We walked into the lunchroom and sat down at a crowded table with the rest of the group. Behind me I felt the presence of a ticking clock looking over my shoulder; in twenty minutes I would be forced to go on break: twenty minutes, that was all the time I would have to break the barrier that was keeping Jaclyn from enjoying her summer. She began to take out her journal, but I held her back. Instead I unloaded the contents of her purple and pink lunchbox, placing them appetizingly on a white paper plate. A screech began to rise from her throat. Anticipating such a response, I reached for her hand and held it reassuringly tight.
"You don't have to eat if you don't want to," I said slowly, "but I am going to put it right here in case you do."
"I don't want to eat now!" she screamed back, though slurred together to sound like one long, unhappy word. I quickly took hold of her other hand. I felt a pang of nervousness when she turned to me and I saw her eyes, watery and on the brink of tears, but I kept the appearance of being strong and confident. From past experiences working with autistic children, I knew I had to show her that I was self-assured, so I held my gaze. For what seemed like an eternity our eyes stayed locked as I tried to intimate through the silence that I knew she could overcome whatever obstacle was preventing her from feeling comfortable. Finally, she turned away. After sitting silently for a couple of moments, while an empty apprehensiveness tore at my insides, she reached for the plate. As she placed that first pretzel in her mouth, I felt as though a blast of the most clean and brisk wind was rushing into my lungs. Unable to control my excitement, I almost fell out of my chair. The other counselors gaped at the sight of Jaclyn devouring the motley collection of food before her. A bewildered silence gripped the room, broken only by the sound of chewing as Jaclyn finished off her pretzels, ate up her cheese sandwich , and started on her Oreo cookies. Astounded, I continued to stare, until my division leader sent me to the break room.

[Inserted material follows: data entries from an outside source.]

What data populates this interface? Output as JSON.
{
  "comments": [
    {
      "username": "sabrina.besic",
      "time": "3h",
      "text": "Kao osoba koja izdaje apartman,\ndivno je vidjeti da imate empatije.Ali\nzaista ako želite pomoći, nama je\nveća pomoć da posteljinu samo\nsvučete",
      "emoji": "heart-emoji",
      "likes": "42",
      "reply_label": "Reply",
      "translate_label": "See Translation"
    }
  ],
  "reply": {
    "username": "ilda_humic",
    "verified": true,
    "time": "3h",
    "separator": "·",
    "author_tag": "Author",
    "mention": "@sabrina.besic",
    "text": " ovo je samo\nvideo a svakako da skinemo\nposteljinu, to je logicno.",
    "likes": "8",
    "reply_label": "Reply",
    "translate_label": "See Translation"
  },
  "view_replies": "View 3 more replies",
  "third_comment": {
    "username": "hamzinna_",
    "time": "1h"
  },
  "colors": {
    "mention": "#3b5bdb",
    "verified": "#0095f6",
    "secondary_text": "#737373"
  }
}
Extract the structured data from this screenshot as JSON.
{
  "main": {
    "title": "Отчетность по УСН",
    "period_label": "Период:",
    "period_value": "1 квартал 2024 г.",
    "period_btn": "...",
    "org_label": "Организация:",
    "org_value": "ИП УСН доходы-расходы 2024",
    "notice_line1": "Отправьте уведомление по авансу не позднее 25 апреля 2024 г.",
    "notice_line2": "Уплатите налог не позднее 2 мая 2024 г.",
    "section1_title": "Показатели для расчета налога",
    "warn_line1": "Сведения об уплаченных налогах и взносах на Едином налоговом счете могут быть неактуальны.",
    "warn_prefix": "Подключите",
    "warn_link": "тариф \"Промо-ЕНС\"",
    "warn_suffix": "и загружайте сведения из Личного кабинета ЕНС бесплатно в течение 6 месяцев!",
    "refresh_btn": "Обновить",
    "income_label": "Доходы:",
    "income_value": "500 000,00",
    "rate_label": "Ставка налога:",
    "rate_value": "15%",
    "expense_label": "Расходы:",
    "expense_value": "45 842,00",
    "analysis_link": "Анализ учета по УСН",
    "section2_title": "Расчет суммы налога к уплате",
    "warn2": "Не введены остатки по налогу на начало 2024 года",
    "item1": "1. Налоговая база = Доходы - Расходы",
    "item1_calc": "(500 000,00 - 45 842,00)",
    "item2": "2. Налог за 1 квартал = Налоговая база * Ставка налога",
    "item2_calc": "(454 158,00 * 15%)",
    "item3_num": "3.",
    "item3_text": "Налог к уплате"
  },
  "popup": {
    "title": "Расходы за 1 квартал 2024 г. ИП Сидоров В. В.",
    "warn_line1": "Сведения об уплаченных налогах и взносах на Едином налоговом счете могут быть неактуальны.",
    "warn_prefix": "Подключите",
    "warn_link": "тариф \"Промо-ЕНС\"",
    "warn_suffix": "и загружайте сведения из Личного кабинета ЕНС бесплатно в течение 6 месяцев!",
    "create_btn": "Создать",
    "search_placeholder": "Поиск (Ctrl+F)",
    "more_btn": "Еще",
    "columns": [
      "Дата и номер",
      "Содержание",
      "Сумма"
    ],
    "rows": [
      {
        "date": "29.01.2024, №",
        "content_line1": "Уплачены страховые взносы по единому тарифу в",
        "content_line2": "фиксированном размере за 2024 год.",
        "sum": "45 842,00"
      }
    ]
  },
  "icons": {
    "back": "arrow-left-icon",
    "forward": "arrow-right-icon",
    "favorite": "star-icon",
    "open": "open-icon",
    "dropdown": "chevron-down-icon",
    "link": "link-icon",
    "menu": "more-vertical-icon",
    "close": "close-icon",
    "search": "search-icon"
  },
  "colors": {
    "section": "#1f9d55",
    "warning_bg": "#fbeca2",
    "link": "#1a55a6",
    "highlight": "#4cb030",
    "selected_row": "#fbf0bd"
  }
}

As I was walking, the full reality of what had just happened dawned on me; I had managed to accomplish my goal, and no regular goal at that, but an objective with true merit. By applying myself, I was able to help a young girl overcome the difficulty that had been preventing her from reaching her full potential. Now, with the hindrance gone, she would be able to more fully participate in the activities and, as a result, become more sociable and have fun. The realization I could cause this change and make such a true difference in another person's life thrilled and invigorated me. I began to appreciate that a singular person truly could do something constructive. More than just some theoretical musing, I saw that I am capable of having a real positive effect on someone or something other than myself.
As I approached the break room, I saw Nikki already lounging inside.
"I guess this means you win," she called out as I opened that door. Still slightly shocked, I stood breathlessly dazed. Jolted by the sharp click of the door closing behind me, I dropped down on a nearby couch.